BACKGROUND: Liver transplantation is believed to be the best treatment option for selected patients with hepatocellular carcinoma (HCC). However, the shortage of organs and the risk of tumor progression while on the waiting list has hampered this effective treatment modality from being routinely offered. Hence, the second option of hepatic resection must be considered. The aim of this study is to report the results of hepatic resection in transplantable patients.
METHODS: From 1991 to 2009, 97 patients underwent liver resection for HCC. Thirty patients (31%) met transplant criteria [(Milan/University of California San Franciso (UCSF) Liver Transplant Criteria]. Outcomes after hepatic resection were evaluated with disease-free survival (DFS) and overall survival as the endpoints by stratification of transplant eligibility.
RESULTS: There were 30 patients within the UCSF transplant criteria and 16 patients within the Milan transplant criteria. By using either transplant criteria, patients survived an actuarial median survival of 102 months.
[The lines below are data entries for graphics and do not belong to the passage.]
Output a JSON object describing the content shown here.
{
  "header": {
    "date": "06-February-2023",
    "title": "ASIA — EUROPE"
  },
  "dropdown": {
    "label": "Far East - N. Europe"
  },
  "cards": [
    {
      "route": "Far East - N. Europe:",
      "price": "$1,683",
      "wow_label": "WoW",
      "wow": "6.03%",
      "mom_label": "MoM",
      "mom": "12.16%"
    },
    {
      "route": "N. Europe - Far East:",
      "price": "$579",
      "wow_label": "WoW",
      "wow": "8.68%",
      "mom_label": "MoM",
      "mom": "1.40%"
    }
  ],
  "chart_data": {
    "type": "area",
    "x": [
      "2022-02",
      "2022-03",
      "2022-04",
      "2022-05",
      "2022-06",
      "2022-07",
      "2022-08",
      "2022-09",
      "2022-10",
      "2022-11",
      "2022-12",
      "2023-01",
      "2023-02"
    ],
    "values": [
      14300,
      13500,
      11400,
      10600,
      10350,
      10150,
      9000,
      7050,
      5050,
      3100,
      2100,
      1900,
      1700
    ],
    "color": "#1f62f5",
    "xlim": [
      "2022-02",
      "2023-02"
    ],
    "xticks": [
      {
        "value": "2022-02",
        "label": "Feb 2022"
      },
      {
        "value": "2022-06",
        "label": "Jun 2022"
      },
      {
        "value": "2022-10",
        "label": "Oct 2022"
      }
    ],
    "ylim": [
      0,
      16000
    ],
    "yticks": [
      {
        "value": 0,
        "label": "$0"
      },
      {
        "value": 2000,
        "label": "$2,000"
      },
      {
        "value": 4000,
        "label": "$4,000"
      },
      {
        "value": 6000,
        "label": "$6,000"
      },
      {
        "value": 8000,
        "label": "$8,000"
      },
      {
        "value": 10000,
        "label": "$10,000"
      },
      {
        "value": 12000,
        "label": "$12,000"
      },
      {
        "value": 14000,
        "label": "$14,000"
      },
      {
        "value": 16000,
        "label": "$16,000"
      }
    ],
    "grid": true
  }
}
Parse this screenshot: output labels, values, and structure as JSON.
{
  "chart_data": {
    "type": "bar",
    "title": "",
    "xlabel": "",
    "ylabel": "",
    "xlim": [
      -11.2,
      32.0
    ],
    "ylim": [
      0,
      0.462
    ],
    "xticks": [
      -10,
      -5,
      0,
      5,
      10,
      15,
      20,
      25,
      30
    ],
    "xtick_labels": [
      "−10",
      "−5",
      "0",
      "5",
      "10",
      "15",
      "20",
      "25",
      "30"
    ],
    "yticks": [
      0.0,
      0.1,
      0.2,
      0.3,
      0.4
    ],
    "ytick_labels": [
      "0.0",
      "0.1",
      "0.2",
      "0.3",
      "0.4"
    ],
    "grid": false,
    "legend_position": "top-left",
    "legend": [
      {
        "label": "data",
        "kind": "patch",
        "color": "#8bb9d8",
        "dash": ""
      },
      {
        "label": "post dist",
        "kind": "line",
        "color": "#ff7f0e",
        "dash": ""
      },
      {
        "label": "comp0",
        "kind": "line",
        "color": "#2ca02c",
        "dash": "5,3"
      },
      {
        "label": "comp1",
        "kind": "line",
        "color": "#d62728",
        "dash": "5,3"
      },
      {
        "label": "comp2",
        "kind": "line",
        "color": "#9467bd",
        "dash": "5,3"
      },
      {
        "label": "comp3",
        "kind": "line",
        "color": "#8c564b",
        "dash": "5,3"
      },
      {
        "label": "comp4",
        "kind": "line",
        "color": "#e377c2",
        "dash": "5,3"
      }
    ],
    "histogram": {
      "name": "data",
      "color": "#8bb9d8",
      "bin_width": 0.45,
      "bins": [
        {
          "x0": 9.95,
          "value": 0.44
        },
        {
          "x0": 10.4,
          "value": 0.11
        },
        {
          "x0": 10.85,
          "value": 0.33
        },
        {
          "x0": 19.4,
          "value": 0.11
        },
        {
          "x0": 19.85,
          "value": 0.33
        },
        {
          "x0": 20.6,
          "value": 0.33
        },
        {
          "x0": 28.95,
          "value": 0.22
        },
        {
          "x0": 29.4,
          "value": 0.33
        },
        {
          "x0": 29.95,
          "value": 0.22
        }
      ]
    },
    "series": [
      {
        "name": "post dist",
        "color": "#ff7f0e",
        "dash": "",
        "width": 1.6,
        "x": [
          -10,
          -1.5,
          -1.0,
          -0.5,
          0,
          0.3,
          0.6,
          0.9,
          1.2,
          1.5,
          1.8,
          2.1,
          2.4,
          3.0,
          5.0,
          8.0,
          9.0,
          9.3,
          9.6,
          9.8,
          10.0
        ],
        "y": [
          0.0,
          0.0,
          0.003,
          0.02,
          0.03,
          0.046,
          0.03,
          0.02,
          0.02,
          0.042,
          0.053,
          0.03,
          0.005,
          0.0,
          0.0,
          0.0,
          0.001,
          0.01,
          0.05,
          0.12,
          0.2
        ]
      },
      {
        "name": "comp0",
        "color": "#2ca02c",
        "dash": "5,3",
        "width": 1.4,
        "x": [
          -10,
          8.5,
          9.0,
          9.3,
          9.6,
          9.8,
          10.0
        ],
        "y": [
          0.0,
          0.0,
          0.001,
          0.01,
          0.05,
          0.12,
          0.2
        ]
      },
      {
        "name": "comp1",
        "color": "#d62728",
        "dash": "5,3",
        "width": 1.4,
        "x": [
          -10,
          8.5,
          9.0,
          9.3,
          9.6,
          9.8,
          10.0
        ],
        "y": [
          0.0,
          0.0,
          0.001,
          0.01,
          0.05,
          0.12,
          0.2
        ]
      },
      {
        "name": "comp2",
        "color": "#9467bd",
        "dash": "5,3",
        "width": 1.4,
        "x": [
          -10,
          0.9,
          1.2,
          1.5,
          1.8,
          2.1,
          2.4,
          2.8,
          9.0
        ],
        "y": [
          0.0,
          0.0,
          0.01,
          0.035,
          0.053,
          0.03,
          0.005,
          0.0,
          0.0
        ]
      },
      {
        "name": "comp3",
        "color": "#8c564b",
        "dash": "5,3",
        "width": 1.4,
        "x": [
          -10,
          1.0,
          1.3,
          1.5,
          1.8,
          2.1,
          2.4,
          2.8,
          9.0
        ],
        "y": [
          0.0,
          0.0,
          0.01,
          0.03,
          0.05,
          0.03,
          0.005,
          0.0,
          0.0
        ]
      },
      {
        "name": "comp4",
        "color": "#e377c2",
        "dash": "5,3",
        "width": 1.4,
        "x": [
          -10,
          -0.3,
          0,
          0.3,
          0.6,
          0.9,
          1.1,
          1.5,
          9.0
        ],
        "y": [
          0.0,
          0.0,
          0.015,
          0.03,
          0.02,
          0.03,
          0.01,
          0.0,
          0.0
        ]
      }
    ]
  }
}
Patients selected based on the Milan criteria had a median DFS of 55 months and patients selected based on the UCSF criteria had a median DFS of 42 months. Patients who were Child Pugh B (UCSF criteria P<0.001) and with cirrhosis had a poorer outcome after hepatic resection (UCSF criteria P=0.011, Milan criteria P=0.002).
CONCLUSIONS: Long-term DFS and overall survival may be achieved through hepatic resection for transplantable HCC. This is an effective option and may be regarded as a first-line treatment option. Patients with Child Pugh B or are cirrhotics may benefit more from a transplantation than a resection.